Due to the decentralized structure of AA, some groups take these problems very seriously, while others do not. In some groups, warnings that illegal and disruptive behavior will not be tolerated are read regularly. In others, the issue never arises.

Approaches to Problematic Members

When faced with problematic members, groups often discuss the issue ad-hoc and seek appropriate remedies. Usually, a problematic member receives a warning from senior members of the group. In more extreme cases, disruptive members may be asked to cease attending meetings for a circumscribed period. When necessary, members may call the appropriate authorities so they may address the problem.

Dealing with Disruptive or Illegal Activity

What should you do if targeted by disruptive or illegal activity? If you are facing a moderate threat, inform other members of the group of your concerns. The members are duty-bound to create an environment that is safe and facilitates your recovery.

Anything that happens within a meeting is within the jurisdiction of local law enforcement.

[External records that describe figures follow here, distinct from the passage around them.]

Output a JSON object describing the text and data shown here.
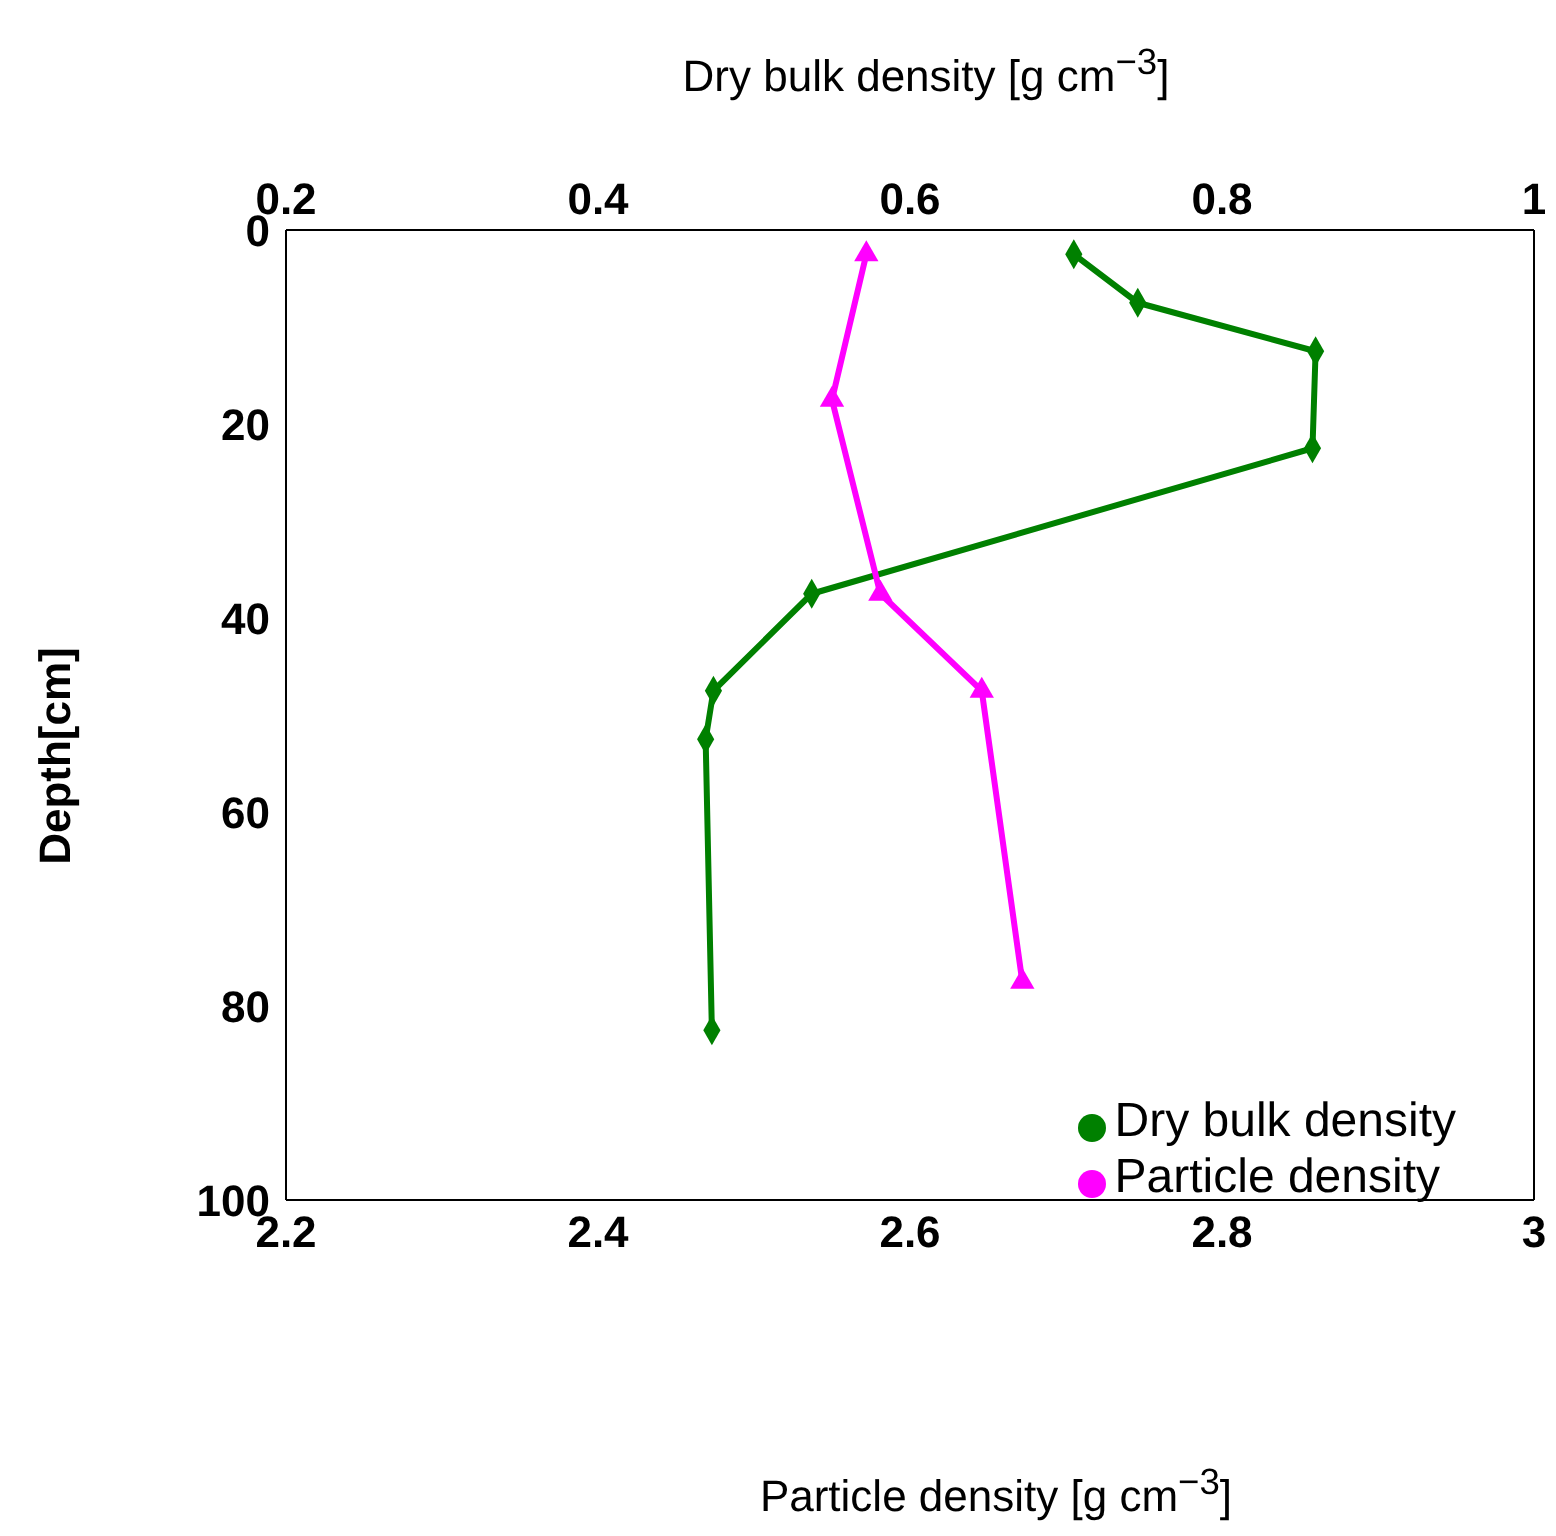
{
  "chart_data": {
    "type": "line",
    "xlabel": "Particle density [g cm$^{−3}$]",
    "x2label": "Dry bulk density [g cm$^{−3}$]",
    "ylabel": "Depth[cm]",
    "xlim": [
      2.2,
      3
    ],
    "xticks": [
      2.2,
      2.4,
      2.6,
      2.8,
      3
    ],
    "x2lim": [
      0.2,
      1
    ],
    "x2ticks": [
      0.2,
      0.4,
      0.6,
      0.8,
      1
    ],
    "ylim": [
      100,
      0
    ],
    "yticks": [
      0,
      20,
      40,
      60,
      80,
      100
    ],
    "legend": "bottom right",
    "series": [
      {
        "name": "Dry bulk density",
        "color": "#008000",
        "axis": "x2",
        "marker": "diamond",
        "x": [
          0.705,
          0.746,
          0.86,
          0.858,
          0.537,
          0.474,
          0.469,
          0.473
        ],
        "values": [
          2.5,
          7.5,
          12.5,
          22.5,
          37.5,
          47.5,
          52.5,
          82.5
        ]
      },
      {
        "name": "Particle density",
        "color": "#ff00ff",
        "marker": "triangle",
        "x": [
          2.572,
          2.55,
          2.581,
          2.646,
          2.672
        ],
        "values": [
          2.5,
          17.5,
          37.5,
          47.5,
          77.5
        ]
      }
    ]
  }
}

Therefore, and any activity within an A.A. meeting is subject to the same laws that apply outside the meeting. Therefore, if the problem is severe or the members of your group are unable or unwilling to address it, you are fully within your rights to contact law enforcement.

Physical Security and Contingency Plans

Meetings can also be vulnerable to the same physical threats as any group of people. Whether it be fires, extreme weather, flooding, or earthquakes, these may occur during meetings. A responsible group should set up contingency plans for emergencies in cooperation with the owners of the meeting place and local police and fire-fighters. If concerned about this issue, enquire with veteran group members.

Prioritizing Safety in Recovery

If there are no contingencies in place, make sure that the problem is rectified. Remember, your physical security is more important than the meeting. Stop the meeting and act by following security instruction immediately, if there is even a hint of a threat to your physical security. Rather than strict dogma, Good judgment and common sense, informed by the Twelve Traditions, seem to provide the best guide.

Even if some members are disruptive or threaten members of the group, remember that the fellowship exists to help you and is duty-bound to protect you. They should help you solve any problems that arise. If they do not, approach the proper authorities. Rather than strict dogma, good judgment and common sense, informed by the Twelve Traditions, provide the best guide to maintaining our security and facilitating our recovery.